Некоторые тут же теряются, например, слоны. Кайя уверен, что слоны имеют значение, но забыл, когда и где их видел. Или вот старейшины… нет, их помнит. Все помнит.
— А также просить вас… возглавить Совет, — завершил мэтр Ортис, протягивая свиток, перевитый алой лентой, украшенный связкой печатей, которые с сухим деревянным звуком ударяют друг о друга, Кайя принял. И положил на каминную полку, где уже лежал пяток прошений, и что-то еще — бумаги приносили часто, Кайя не давал себе труда определять, о чем именно просят.
А коту нравилось играть с печатями.
Да и гербовая бумага приятно шелестела, раздираемая когтями.
Письма он сжигал. Их пришло всего два: от Урфина и дяди, оба — вскрытые. Вряд ли в них было что-то важное… или скорее Кайя боялся, что важное было, такое, делающее бессмысленным всю его затею.
Письма вызывали приступы ревности и обиды.
…сны, в которых он вытаскивал листы из камина и читал приговор.
Два года — это очень много. И все устали.
Его просят понять, простить и дать свободу. Шанс жить нормально. Просыпался с криком. Долго приходил в себя, уговаривая, что сон — лишь сон. Разгребал золу, хотя прекрасно отдавал себе отчет, что писем не восстановить. Система, наверное, могла бы…
…система давала сухие сводки о мятежах, стычках и вероятных сценариях развития военных действий. Она рисовала карты на стене и стрелочками показывала перемещения войск. Примерно. Возможности системы были ограничены.

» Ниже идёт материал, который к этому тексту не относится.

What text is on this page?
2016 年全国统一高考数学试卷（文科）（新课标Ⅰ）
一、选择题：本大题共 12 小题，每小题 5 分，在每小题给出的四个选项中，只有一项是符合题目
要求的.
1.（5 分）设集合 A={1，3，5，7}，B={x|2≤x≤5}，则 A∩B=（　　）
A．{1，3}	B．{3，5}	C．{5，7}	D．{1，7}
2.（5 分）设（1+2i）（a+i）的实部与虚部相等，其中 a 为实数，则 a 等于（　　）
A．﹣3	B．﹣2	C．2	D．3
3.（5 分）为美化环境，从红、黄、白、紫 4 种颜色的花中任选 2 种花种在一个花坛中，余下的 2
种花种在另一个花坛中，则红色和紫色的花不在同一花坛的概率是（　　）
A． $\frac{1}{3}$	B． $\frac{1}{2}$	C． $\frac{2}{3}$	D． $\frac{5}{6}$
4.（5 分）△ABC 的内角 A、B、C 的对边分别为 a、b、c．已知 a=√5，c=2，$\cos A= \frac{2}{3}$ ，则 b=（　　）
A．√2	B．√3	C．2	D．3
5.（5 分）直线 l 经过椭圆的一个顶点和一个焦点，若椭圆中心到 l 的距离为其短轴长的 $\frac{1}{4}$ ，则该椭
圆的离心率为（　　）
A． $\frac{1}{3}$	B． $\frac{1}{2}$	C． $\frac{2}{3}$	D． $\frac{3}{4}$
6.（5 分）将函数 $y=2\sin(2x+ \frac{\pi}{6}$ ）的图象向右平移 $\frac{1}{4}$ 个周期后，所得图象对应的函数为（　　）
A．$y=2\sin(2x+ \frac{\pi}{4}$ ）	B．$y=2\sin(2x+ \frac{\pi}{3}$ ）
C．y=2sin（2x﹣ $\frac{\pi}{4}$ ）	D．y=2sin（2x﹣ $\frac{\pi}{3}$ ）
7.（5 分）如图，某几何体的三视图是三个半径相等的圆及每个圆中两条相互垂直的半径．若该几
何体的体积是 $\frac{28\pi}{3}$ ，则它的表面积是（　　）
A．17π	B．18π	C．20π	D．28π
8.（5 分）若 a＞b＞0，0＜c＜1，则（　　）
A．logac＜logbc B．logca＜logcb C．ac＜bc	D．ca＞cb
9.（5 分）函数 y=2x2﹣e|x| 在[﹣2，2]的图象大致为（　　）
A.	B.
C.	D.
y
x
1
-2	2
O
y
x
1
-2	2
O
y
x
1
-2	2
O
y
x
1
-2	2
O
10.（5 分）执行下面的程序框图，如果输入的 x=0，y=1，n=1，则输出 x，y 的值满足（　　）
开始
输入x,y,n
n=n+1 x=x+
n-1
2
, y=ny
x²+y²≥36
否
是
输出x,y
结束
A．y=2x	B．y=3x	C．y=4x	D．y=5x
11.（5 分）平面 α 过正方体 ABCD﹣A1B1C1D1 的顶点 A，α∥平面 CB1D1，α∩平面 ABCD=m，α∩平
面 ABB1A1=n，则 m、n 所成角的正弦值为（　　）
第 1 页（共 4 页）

…о письмах Кайя не спрашивал. Об Изольде система отказывалась говорить.
…так зачем ему очередная грамота со связкой печатей?
— И вы вот так позволите разрушить мир? — мастер Визгард простер руку отработанным жестом. Видимо, ему приходилось выступать на Совете. Или не на Совете, но точно перед публикой, которая с благодарностью слушала эти выступления, придавая мастеру веры в правильность каждого слова.
— Да, — ответил Кайя, присаживаясь в кресло.
Оно осталось одно. Второе он скормил огню, потому как топить иногда забывали, а Кайя без огня грустил. Да и не любил он гостей.
— Вы будете смотреть, как лорды, ошалев от собственной безнаказанности, раздирают страну на части? Позволите им и дальше пить кровь…
…стало ясно, перед какой публикой привык выступать мастер Визгард. И заодно, каким образом обыкновенный мастер, не получивший высшего звания, занял пост старейшины. Гильдия не пожелала раскола, предпочла уступить тем, кто выкрикивал это имя. Их было много.
— Я бы понял, будь вы одним из них, — его не останавливали и мастер Визгард смелел.
Он помнил, как вчера говорил перед толпой, и толпа отзывалась, готовая поддержать его не только словом. И если так, то не за ним ли сила?
Чего бояться?
Пусть Ортис, лис, из тех, чье время уже ушло, дрожит. А мастер Визгард понимает: в новое время нельзя себя вести по-старому, поджимать хвост и гнуть шею перед титулом.
— Но вы… издыхающий лев, который только издали выглядит грозным. Мы зря пришли к вам.
Он покинул комнату с видом человека, который все для себя решил и от решения собственного не отступит ни на шаг. Что ж, пускай.
— Выйди, — велел мэтр Ортис кузнецу, и Вихро послушно удалился. Кайя мог бы сказать, что этот человек запутался, не зная, к кому примкнуть. Его пугали люди Визгарда своей агрессией и тем, что за словами их не видно было умения, но и медлительность Ортиса не привлекала.
Кузнецы примкнут к тому, у кого будет больше шансов на победу.
— Я прошу у Вашей Светлости прощения за слова этого глупого человека. Кликуша и пустобрех с деревянными руками, — это было сказано с искренним презрением. — Но он прав. Лорды потеряли край. Они не желают слушать нас, когда мы просим остановиться. И скоро в Замок придут не просить — требовать. Хлеба. Угля. Жизни. Прольется кровь.